14/05/29 16:42:03 INFO input.FileInputFormat: Total input paths to process : 1
14/05/29 16:42:03 INFO mapred.JobClient: Running job: job_201405271131_9661
14/05/29 16:42:04 INFO mapred.JobClient: map 0% reduce 0%
14/05/29 16:42:17 INFO mapred.JobClient: Task Id : attempt_201405271131_9661_m_000004_0, Status : FAILED
java.io.IOException: Cannot obtain block length for LocatedBlock{BP-428948818-namenode-1392736828725:blk_-6790192659948575136_8493225; getBlockSize()=36904392; corrupt=false; offset=1342177280; locs=[datanode4:50010, datanode3:50010, datanode1:50010]}
at org.apache.hadoop.hdfs.DFSInputStream.readBlockLength(DFSInputStream.java:319)

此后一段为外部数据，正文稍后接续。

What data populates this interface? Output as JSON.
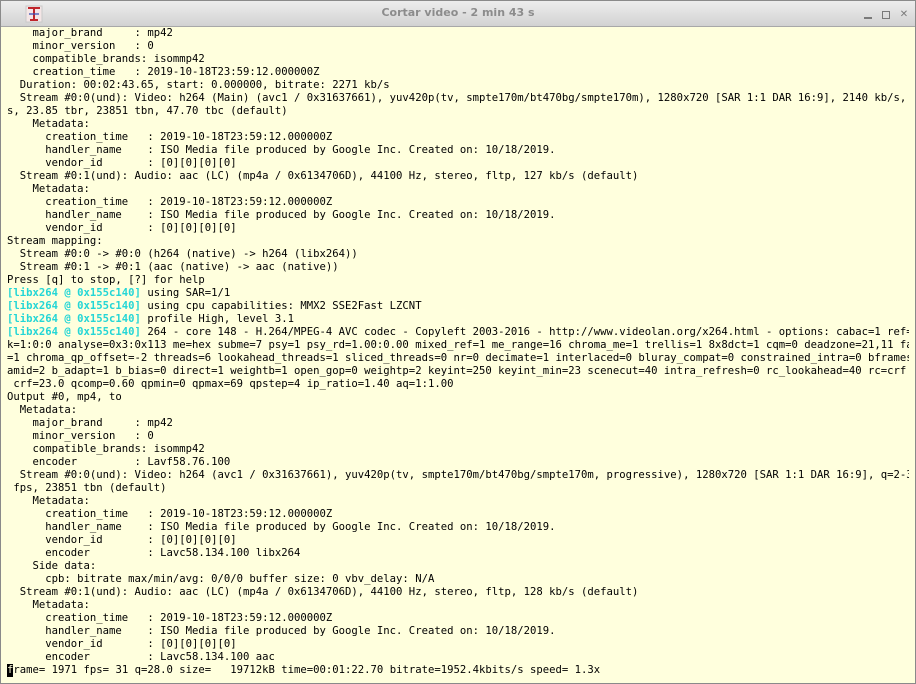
{
  "window": {
    "title": "Cortar video - 2 min 43 s",
    "icon": "red-T-app-icon"
  },
  "terminal": {
    "lines": [
      "    major_brand     : mp42",
      "    minor_version   : 0",
      "    compatible_brands: isommp42",
      "    creation_time   : 2019-10-18T23:59:12.000000Z",
      "  Duration: 00:02:43.65, start: 0.000000, bitrate: 2271 kb/s",
      "  Stream #0:0(und): Video: h264 (Main) (avc1 / 0x31637661), yuv420p(tv, smpte170m/bt470bg/smpte170m), 1280x720 [SAR 1:1 DAR 16:9], 2140 kb/s, 23.85 fp",
      "s, 23.85 tbr, 23851 tbn, 47.70 tbc (default)",
      "    Metadata:",
      "      creation_time   : 2019-10-18T23:59:12.000000Z",
      "      handler_name    : ISO Media file produced by Google Inc. Created on: 10/18/2019.",
      "      vendor_id       : [0][0][0][0]",
      "  Stream #0:1(und): Audio: aac (LC) (mp4a / 0x6134706D), 44100 Hz, stereo, fltp, 127 kb/s (default)",
      "    Metadata:",
      "      creation_time   : 2019-10-18T23:59:12.000000Z",
      "      handler_name    : ISO Media file produced by Google Inc. Created on: 10/18/2019.",
      "      vendor_id       : [0][0][0][0]",
      "Stream mapping:",
      "  Stream #0:0 -> #0:0 (h264 (native) -> h264 (libx264))",
      "  Stream #0:1 -> #0:1 (aac (native) -> aac (native))",
      "Press [q] to stop, [?] for help",
      {
        "prefix": "[libx264 @ 0x155c140]",
        "text": " using SAR=1/1"
      },
      {
        "prefix": "[libx264 @ 0x155c140]",
        "text": " using cpu capabilities: MMX2 SSE2Fast LZCNT"
      },
      {
        "prefix": "[libx264 @ 0x155c140]",
        "text": " profile High, level 3.1"
      },
      {
        "prefix": "[libx264 @ 0x155c140]",
        "text": " 264 - core 148 - H.264/MPEG-4 AVC codec - Copyleft 2003-2016 - http://www.videolan.org/x264.html - options: cabac=1 ref=3 debloc"
      },
      "k=1:0:0 analyse=0x3:0x113 me=hex subme=7 psy=1 psy_rd=1.00:0.00 mixed_ref=1 me_range=16 chroma_me=1 trellis=1 8x8dct=1 cqm=0 deadzone=21,11 fast_pskip",
      "=1 chroma_qp_offset=-2 threads=6 lookahead_threads=1 sliced_threads=0 nr=0 decimate=1 interlaced=0 bluray_compat=0 constrained_intra=0 bframes=3 b_pyr",
      "amid=2 b_adapt=1 b_bias=0 direct=1 weightb=1 open_gop=0 weightp=2 keyint=250 keyint_min=23 scenecut=40 intra_refresh=0 rc_lookahead=40 rc=crf mbtree=1",
      " crf=23.0 qcomp=0.60 qpmin=0 qpmax=69 qpstep=4 ip_ratio=1.40 aq=1:1.00",
      "Output #0, mp4, to",
      "  Metadata:",
      "    major_brand     : mp42",
      "    minor_version   : 0",
      "    compatible_brands: isommp42",
      "    encoder         : Lavf58.76.100",
      "  Stream #0:0(und): Video: h264 (avc1 / 0x31637661), yuv420p(tv, smpte170m/bt470bg/smpte170m, progressive), 1280x720 [SAR 1:1 DAR 16:9], q=2-31, 23.85",
      " fps, 23851 tbn (default)",
      "    Metadata:",
      "      creation_time   : 2019-10-18T23:59:12.000000Z",
      "      handler_name    : ISO Media file produced by Google Inc. Created on: 10/18/2019.",
      "      vendor_id       : [0][0][0][0]",
      "      encoder         : Lavc58.134.100 libx264",
      "    Side data:",
      "      cpb: bitrate max/min/avg: 0/0/0 buffer size: 0 vbv_delay: N/A",
      "  Stream #0:1(und): Audio: aac (LC) (mp4a / 0x6134706D), 44100 Hz, stereo, fltp, 128 kb/s (default)",
      "    Metadata:",
      "      creation_time   : 2019-10-18T23:59:12.000000Z",
      "      handler_name    : ISO Media file produced by Google Inc. Created on: 10/18/2019.",
      "      vendor_id       : [0][0][0][0]",
      "      encoder         : Lavc58.134.100 aac",
      {
        "cursor": "f",
        "text": "rame= 1971 fps= 31 q=28.0 size=   19712kB time=00:01:22.70 bitrate=1952.4kbits/s speed= 1.3x"
      }
    ]
  },
  "colors": {
    "background": "#ffffdd",
    "text": "#000000",
    "libx264_prefix": "#24d6d6"
  }
}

at org.apache.hadoop.hdfs.DFSInputStream.fetchLocatedBlocksAndGetLastBlockLength(DFSInputStream.java:263)
at org.apache.hadoop.hdfs.DFSInputStream.openInfo(DFSInputStream.java:205)
at org.apache.hadoop.hdfs.DFSInputStream.<init>(DFSInputStream.java:198)
at org.apache.hadoop.hdfs.DFSClient.open(DFSClient.java:1117)
at org.apache.hadoop.hdfs.DistributedFileSystem.open(DistributedFileSystem.java:249)
at org.apache.hadoop.hdfs.DistributedFileSystem.open(DistributedFileSystem.java:82)
at org.apache.hadoop.fs.FileSystem.open(FileSystem.java:746)
at org.apache.hadoop.mapreduce.lib.input.LineRecordReader.initialize(LineRecordReader.java:83)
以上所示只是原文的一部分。